Alcune strategie messe in atto per invertire queste spirali discendenti hanno funzionato. Ma tutte hanno richiesto che gli abitanti dei luoghi lasciati indietro, come la regione atlantico-caraibica, comprendessero che è necessario unire le forze, rivendicare l’agentività sui loro problemi ed esplorare le alternative a disposizione per risolverli.
[1] Questo paragrafo si basa su: James Cust, Paul Collier e Alexia Rivera-Ballesteros, Are the poorest catching up?, Working Paper WPS10622, World Bank, 2023. Rappresenta il lavoro di un team statistico della Banca mondiale e si basa sui dati più recenti dell’FMI e del servizio The Changing Wealth of Nations della Banca mondiale.
[2] Espressione coniata dal celebre economista egiziano Mohamed El-Erian.

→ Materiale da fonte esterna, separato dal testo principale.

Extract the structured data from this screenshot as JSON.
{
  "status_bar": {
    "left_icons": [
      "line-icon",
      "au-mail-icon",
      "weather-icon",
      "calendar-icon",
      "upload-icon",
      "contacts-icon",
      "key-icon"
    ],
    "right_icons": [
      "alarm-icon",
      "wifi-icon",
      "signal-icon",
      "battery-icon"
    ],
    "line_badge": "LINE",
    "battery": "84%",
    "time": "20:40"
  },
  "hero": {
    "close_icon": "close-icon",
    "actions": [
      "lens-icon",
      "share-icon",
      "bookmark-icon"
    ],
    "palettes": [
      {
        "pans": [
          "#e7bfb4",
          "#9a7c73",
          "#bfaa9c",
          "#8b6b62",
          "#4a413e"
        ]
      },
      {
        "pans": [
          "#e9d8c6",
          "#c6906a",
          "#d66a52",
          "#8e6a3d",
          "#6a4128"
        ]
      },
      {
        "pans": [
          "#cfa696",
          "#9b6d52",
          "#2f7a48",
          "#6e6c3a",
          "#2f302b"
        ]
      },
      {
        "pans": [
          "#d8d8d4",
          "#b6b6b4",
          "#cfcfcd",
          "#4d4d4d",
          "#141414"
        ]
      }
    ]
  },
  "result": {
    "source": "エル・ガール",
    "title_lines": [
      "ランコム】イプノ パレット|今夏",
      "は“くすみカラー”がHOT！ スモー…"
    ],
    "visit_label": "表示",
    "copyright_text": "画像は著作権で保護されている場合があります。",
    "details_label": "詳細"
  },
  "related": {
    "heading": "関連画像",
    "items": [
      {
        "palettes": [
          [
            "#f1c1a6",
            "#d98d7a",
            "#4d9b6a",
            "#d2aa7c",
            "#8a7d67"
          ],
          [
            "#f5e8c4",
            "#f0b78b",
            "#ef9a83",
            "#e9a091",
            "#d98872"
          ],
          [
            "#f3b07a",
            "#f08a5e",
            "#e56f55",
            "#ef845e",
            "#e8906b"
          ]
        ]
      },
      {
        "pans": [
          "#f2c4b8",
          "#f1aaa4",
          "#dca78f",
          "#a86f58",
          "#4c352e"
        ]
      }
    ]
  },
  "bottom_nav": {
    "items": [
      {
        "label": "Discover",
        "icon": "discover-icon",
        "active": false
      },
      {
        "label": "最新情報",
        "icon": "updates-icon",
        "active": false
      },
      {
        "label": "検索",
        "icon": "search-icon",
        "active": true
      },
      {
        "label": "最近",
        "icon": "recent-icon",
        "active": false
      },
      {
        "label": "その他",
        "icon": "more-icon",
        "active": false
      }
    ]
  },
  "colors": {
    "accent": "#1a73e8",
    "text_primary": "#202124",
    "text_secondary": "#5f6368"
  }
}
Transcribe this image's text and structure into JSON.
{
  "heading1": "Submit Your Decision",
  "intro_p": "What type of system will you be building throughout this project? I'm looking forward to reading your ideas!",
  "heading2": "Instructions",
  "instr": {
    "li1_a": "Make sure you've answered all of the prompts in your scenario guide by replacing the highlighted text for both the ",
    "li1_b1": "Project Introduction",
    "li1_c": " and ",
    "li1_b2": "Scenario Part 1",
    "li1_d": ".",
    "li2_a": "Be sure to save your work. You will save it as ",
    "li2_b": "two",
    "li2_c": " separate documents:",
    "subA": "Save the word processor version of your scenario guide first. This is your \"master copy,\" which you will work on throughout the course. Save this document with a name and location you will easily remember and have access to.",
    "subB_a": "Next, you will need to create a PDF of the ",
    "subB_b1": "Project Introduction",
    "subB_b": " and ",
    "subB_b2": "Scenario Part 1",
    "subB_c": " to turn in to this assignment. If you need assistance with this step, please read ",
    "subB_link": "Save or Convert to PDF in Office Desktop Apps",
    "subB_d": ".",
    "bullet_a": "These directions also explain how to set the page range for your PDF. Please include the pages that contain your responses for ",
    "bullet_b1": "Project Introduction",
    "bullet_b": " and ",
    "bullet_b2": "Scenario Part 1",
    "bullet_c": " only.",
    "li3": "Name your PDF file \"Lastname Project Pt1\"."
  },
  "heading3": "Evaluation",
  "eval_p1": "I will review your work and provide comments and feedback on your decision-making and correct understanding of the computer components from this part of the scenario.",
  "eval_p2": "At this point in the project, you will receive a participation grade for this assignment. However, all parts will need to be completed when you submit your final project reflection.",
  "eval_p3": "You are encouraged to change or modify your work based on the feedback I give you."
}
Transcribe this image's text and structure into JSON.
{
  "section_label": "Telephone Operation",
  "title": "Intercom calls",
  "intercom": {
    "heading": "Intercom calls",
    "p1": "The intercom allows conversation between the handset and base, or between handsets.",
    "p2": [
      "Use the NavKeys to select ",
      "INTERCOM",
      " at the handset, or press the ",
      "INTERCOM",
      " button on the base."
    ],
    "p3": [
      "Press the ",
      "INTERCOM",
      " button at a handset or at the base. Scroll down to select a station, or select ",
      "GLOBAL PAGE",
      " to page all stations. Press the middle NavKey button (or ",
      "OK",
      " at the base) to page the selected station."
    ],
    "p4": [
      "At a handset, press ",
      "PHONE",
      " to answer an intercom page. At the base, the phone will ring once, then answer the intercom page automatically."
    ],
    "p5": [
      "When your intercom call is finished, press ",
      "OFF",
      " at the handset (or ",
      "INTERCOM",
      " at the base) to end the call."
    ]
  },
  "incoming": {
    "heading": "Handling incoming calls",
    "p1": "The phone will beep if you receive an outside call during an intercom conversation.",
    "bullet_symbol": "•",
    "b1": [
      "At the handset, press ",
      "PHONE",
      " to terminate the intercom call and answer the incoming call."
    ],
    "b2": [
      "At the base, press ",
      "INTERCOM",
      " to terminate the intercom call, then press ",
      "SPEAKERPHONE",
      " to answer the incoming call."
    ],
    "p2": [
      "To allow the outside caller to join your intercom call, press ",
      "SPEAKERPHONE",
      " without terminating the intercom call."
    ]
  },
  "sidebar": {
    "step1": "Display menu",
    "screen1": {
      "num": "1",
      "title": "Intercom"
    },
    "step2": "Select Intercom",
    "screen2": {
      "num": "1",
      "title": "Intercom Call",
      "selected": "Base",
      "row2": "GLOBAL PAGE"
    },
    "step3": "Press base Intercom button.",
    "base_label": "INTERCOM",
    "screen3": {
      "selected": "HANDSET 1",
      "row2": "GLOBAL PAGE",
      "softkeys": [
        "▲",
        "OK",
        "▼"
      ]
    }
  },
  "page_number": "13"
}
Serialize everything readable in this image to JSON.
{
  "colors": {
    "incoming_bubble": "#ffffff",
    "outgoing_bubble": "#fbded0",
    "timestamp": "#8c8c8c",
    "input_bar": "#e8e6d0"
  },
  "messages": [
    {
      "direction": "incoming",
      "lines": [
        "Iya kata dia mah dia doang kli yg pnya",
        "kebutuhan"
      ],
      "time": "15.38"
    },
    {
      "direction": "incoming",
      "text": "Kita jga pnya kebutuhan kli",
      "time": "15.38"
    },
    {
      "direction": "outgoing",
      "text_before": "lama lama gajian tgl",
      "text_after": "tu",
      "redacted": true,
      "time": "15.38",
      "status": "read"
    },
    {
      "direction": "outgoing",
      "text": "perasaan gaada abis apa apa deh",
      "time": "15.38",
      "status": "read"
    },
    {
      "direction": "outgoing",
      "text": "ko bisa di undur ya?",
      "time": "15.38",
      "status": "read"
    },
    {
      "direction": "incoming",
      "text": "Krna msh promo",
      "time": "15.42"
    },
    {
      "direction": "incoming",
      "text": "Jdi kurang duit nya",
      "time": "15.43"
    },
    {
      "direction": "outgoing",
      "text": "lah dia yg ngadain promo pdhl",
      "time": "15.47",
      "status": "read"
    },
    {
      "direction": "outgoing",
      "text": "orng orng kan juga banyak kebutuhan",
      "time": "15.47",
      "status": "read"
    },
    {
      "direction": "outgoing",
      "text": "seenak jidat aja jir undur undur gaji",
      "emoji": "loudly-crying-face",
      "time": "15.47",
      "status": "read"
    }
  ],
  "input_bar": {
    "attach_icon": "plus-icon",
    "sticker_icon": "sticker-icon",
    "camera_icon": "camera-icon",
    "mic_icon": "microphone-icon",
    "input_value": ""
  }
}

[3] In Gran Bretagna, per esempio, l’effetto combinato della presenza di luoghi arretrati e dello shock pandemico ha portato alla creazione di banche alimentari gestite da enti caritatevoli.
[4] La Colombia e la Gran Bretagna sono entrambe estremamente centralizzate, e non sorprende l’analogia tra il disprezzo di Bogotà per le capacità del governo locale nell’area atlantico-caraibica e il disdegno di Whitehall nei confronti del governo locale nel Nord dell’Inghilterra.